While you might not know the word “cryptid,” you definitely know of at least one of these creatures. Bigfoot and Mothman (and their variations) are the most well known. Basically, a cryptid is one of those creatures that people have claimed to see or swear are real, but the evidence for them is sketchy at best.
Let’s dive a little bit into eight of them, shall we?
- MONGOLIAN DEATH WORM. This creature has been reported to be seen in the Gobi Desert of Mongolia. It’s generally described as giant, red, and poisonous. It is typically only seen during the months of June and July. The death worm was first talked about in the 1926 book On the Trail of Ancient Man by Roy Andrew Chapman. The Prime Minister of Mongolia said it was “shaped like a sausage about two feet long, has no head nor legs and is so poisonous that merely to touch it means instant death.” It can also kill by spitting toxic venom or hitting the victim with a bolt of electricity. So if you ever see it, just walk (or run) the other way.
- HONEY ISLAND SWAMP MONSTER. It has been described as a seven foot tall, 400 pound, stinky, gray haired beast.
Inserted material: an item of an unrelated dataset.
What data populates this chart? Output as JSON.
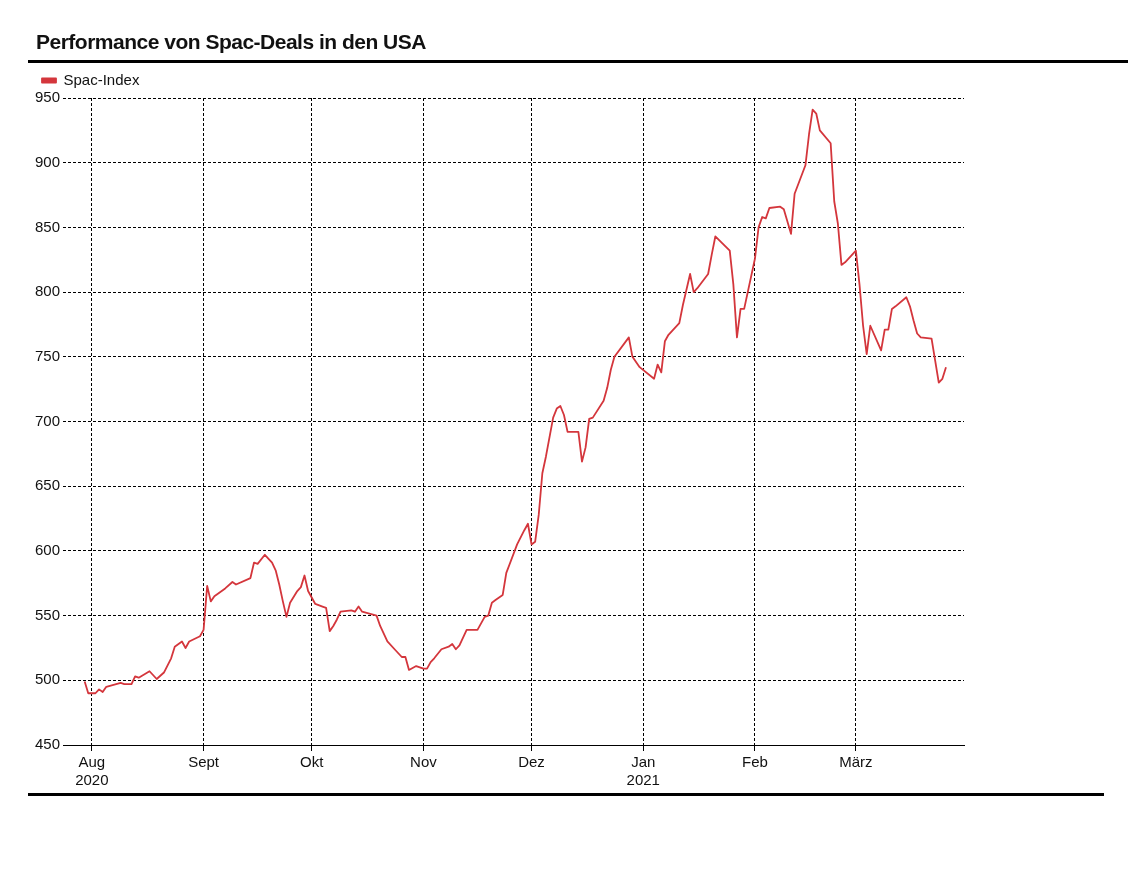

It was initially spotted in Louisiana’s Honey Island Swamp in 1963. Reports have stated that the swamp monster has four toes on its feet - one off to the side and three thin, webbed toes on the front. Legend states that it’s a product of the mating between an escaped circus chimp and an alligator.
- BUNYIP. The legend of the Bunyip started with indigenous Australian folklore. It’s said to be found in lakes and swamps and is described as seal-like. People say it lays its eggs in platypus nests. You also better be careful if you find yourself in the presence of a Bunyip, especially if you’re a woman or a child - it eats people.
- ROUGAROU. This werewolf-esque creature haunts the swamps and bayous of Louisiana. Its main source of prey is said to be Catholics who don’t observe Lent and naughty children. It is possible to become a Rougarou in two major ways. And both have nothing to do with being bitten. The first way is by being cursed by someone or something. The second? Just don’t practice Lent for seven consecutive years.
- AHOOL. A bat-like creature was spotted in the Java region of Indonesia by a scientist in 1925. He named it after the noise it made when it flew overhead. It’s also said to be twice as big as a flying fox bat, which already has a 5-foot wingspan. Although, there are skeptics when it comes to this cryptid. Some will tell you that it’s actually a pterosaur while others say its an owl.
- GOATMAN. The Goatman has been sighted mostly in Prince George’s County, Maryland. There are a few theories about who or what this monster is. According to one legend, a goat herder ended up going mad when some teenagers murdered his goats. Another says it’s a Bigfoot-like creature, but rather than being half-man, half-ape, it’s half-man, half-goat. The most popular, though, states that it’s a mistake from the US Department of Agriculture Research Center in Beltsville, Maryland. A scientist was trying to cross the DNA of a goat with the DNA of his assistant, William Lottsford. The now-mutated William haunts Maryland trying to get his revenge.
- JACKALOPE. This cryptid is said to be a cross between a jackrabbit and antelope, as the name might imply. It can supposedly sing and perfectly mimic human sounds. You might never see this one, sadly, since there have never been any live sightings. The only “proof” of a jackalope has been pranked taxidermied versions.
- WAMPUS CAT. The legend of this cat originates with Appalachian folklore, specifically with Cherokee mythology. The legend states that a woman ended up eavesdropping on a tribal ceremony. She was cursed to transform into a half-human, half-feline creature. She is often portrayed with a human face and feline body. She also has a haunting cry. The Wampus Cat has been seen in the Smoky Mountains, mostly in Tennessee.